A repercussão do caso George Floyd, com atos antirracistas registrados em todos os 50 estados dos Estados Unidos, ganha contexto político importante com o passar dos dias. Com eleições marcadas para novembro, ações durante a crise social reverberam na percepção do eleitorado de seus candidatos. Manifestantes demonstram-se alinhados não apenas na luta por justiça, mas por uma mudança social efetiva no funcionamento do país.
O presidente Donald Trump dobrou a aposta no fator antagonismo. Ele agora volta a vender a imagem das eleições passadas, de candidato da "lei e da ordem", desta vez numa espécie de tentativa de reeditar o que fez o ex-presidente Nixon nos anos 60. Entretanto, em contexto político e socioeconômico distinto.
Trump tem usado as redes sociais para criticar manifestações, exaltando prisões e ameaçando passar por cima da autoridade de prefeitos e governados ao sugerir o envio do Exército aos locais com atos violentos. O presidente chegou a classificar os protestos como "atos de terrorismo doméstico" e criticou governadores e prefeitos, dentre eles o governador democrata de Nova York, Andrew Cuomo, que recusou ajuda federal.
Cleyton Monte, professor do Laboratório de estudos sobre Eleições, Política e Mídia (Lepem-UFC), avalia que os atos enfraquecem Trump a partir do momento em que transcendem o movimento negro. "Os protestos tornaram-se uma grande corrente de opinião. Negros, brancos, latinos e outras etnias uniram-se em torno de uma pauta. Quando isso ocorre, politicamente existem dois caminhos, ou você modera e concilia ou se coloca como opositor. Está claro que Trump optou pela segunda opção", afirma.
A escolha de Trump não é à toa. Ao adotar tal estratégia, ele sinaliza para o seu eleitorado, composto majoritariamente por brancos, conservadores, fundamentalistas e do interior americano, que defende os mesmos valores pregados por estes grupos.

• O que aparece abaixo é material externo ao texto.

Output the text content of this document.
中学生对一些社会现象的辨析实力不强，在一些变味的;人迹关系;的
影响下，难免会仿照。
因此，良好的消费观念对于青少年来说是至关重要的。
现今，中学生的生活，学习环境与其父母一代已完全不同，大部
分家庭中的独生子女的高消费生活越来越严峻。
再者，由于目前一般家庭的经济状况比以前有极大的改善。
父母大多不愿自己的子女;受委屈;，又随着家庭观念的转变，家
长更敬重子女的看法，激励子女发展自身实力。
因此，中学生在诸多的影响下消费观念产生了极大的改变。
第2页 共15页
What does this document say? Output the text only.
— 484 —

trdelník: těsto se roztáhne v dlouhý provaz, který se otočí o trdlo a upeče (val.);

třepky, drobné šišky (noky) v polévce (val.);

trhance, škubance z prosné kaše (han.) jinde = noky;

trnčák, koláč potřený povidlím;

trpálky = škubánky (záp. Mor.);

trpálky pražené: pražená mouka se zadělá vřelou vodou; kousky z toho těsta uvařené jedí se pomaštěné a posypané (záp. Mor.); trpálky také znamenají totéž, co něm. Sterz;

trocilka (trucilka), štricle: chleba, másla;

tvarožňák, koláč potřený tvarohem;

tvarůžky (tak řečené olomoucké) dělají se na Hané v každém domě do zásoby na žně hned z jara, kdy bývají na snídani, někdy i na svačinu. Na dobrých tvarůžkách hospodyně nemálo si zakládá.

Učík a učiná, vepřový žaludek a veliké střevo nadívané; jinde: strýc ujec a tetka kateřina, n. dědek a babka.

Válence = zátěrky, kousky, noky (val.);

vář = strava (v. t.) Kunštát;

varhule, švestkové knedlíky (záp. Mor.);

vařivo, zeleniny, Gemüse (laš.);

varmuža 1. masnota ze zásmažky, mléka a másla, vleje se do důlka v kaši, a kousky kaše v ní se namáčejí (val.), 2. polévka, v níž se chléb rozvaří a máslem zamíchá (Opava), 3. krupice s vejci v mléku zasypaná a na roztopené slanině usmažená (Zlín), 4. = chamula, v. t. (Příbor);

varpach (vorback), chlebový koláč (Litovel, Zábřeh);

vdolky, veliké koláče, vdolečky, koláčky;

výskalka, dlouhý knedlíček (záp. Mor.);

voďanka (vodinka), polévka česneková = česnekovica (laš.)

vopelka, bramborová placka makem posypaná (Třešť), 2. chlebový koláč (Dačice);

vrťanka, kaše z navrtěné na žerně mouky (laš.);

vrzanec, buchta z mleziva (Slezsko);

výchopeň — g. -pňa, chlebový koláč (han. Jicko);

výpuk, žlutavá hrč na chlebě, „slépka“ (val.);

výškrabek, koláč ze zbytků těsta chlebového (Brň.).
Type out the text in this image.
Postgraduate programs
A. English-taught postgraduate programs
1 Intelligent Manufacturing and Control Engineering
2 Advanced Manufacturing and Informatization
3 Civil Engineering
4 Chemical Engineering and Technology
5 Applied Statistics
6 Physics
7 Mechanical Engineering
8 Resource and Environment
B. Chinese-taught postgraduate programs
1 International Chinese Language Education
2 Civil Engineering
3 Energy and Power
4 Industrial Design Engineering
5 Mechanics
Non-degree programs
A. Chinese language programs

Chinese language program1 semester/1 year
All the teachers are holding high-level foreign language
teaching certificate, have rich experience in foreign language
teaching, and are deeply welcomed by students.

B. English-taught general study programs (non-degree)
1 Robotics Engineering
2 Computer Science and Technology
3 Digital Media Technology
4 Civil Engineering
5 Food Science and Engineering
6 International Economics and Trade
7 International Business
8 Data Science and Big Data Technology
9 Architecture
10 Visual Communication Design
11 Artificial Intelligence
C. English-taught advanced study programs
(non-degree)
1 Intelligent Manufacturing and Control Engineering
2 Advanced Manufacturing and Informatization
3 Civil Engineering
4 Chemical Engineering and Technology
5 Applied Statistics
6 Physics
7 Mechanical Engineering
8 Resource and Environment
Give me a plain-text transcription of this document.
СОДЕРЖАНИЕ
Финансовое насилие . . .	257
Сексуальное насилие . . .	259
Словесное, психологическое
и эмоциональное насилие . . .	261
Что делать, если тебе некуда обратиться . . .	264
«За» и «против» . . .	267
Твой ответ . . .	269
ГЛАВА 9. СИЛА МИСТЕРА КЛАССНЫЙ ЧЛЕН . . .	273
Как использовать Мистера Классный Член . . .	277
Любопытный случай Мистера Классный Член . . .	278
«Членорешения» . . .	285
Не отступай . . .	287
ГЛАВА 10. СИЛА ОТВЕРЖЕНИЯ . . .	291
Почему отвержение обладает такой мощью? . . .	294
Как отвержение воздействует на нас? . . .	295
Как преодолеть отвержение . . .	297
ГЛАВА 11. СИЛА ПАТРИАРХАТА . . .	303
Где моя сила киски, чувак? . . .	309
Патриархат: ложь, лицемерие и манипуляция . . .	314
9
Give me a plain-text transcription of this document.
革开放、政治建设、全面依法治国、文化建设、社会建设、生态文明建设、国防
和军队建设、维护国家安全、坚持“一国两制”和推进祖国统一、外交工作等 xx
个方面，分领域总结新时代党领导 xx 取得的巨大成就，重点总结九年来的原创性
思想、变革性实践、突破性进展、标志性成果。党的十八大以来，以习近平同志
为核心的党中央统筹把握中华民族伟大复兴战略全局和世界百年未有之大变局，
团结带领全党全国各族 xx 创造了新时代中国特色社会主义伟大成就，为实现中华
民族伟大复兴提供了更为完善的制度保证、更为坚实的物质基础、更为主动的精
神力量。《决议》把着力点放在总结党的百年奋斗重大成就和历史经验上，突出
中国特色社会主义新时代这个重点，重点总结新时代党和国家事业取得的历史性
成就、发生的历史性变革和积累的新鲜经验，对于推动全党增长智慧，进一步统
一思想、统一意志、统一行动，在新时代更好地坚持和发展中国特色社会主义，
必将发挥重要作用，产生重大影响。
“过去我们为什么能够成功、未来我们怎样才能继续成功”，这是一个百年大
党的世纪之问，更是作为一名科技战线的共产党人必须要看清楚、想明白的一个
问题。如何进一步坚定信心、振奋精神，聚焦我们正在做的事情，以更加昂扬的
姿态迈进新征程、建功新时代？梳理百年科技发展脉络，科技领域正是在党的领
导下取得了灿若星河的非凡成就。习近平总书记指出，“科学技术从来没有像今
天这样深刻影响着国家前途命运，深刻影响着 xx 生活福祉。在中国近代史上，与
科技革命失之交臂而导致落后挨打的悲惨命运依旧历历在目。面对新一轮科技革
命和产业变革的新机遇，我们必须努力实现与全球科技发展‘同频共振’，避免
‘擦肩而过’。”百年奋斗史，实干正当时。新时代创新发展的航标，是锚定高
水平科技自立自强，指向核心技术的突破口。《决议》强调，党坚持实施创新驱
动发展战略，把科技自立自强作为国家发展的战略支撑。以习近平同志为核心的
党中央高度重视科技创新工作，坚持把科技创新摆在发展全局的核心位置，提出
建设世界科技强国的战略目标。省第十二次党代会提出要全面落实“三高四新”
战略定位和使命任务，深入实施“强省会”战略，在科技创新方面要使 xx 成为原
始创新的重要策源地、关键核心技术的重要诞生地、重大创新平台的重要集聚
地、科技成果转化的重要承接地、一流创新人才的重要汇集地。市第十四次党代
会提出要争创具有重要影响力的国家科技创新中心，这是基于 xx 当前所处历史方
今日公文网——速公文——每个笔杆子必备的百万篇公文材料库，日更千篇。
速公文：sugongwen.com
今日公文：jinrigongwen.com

Entretanto, o presidente tem demonstrado pouca habilidade para cumprir o papel de conciliador que espera=se dele durante a crise; muito porque Trump praticamente não precisou lidar com elas. Apesar de vivenciar anos com bons indicadores econômicos, sua gestão agora enfrenta adversidades em frentes distintas, o que põe em xeque a atuação de Trump perante eleitores mais moderados de estados que alternam votos a cada eleição.
Uma pesquisa Reuters/Ipsos realizada na última terça-feira apontou que 64% da população adulta simpatiza com os protestos, enquanto 27% disseram que não e 9% não souberam responder. Além disso, mostrou que mais de 55% da população reprova a forma como Trump lida com as manifestações enquanto apenas um terço aprova.
Outro fator a ser considerado no atual contexto é o desemprego. Mais de 40 milhões de pessoas solicitaram o seguro-desemprego no país desde março e grande parte daqueles que estão sem ocupação faz parte da comunidade negra, amplamente mais afetada, se comparada aos brancos, tanto economicamente quanto em questões de acesso a saúde durante a pandemia. A desigualdade estrutural faz dos atos a oportunidade de ter voz. Os protestos antirracismo podem ser o estopim de outras demandas populares.
O maior trunfo de Trump até aqui, parece ser a incapacidade que democratas têm tido de capitalizar os protestos a seu favor. Monte destaca que "historicamente os negros tiveram apoio dos democratas no país, mas eles não conseguem transformar essa corrente de opinião em algo que possa ser levado até a eleição e que se torne uma bandeira contra o presidente e sua forma de agir. Democratas não encontraram o tom", finaliza.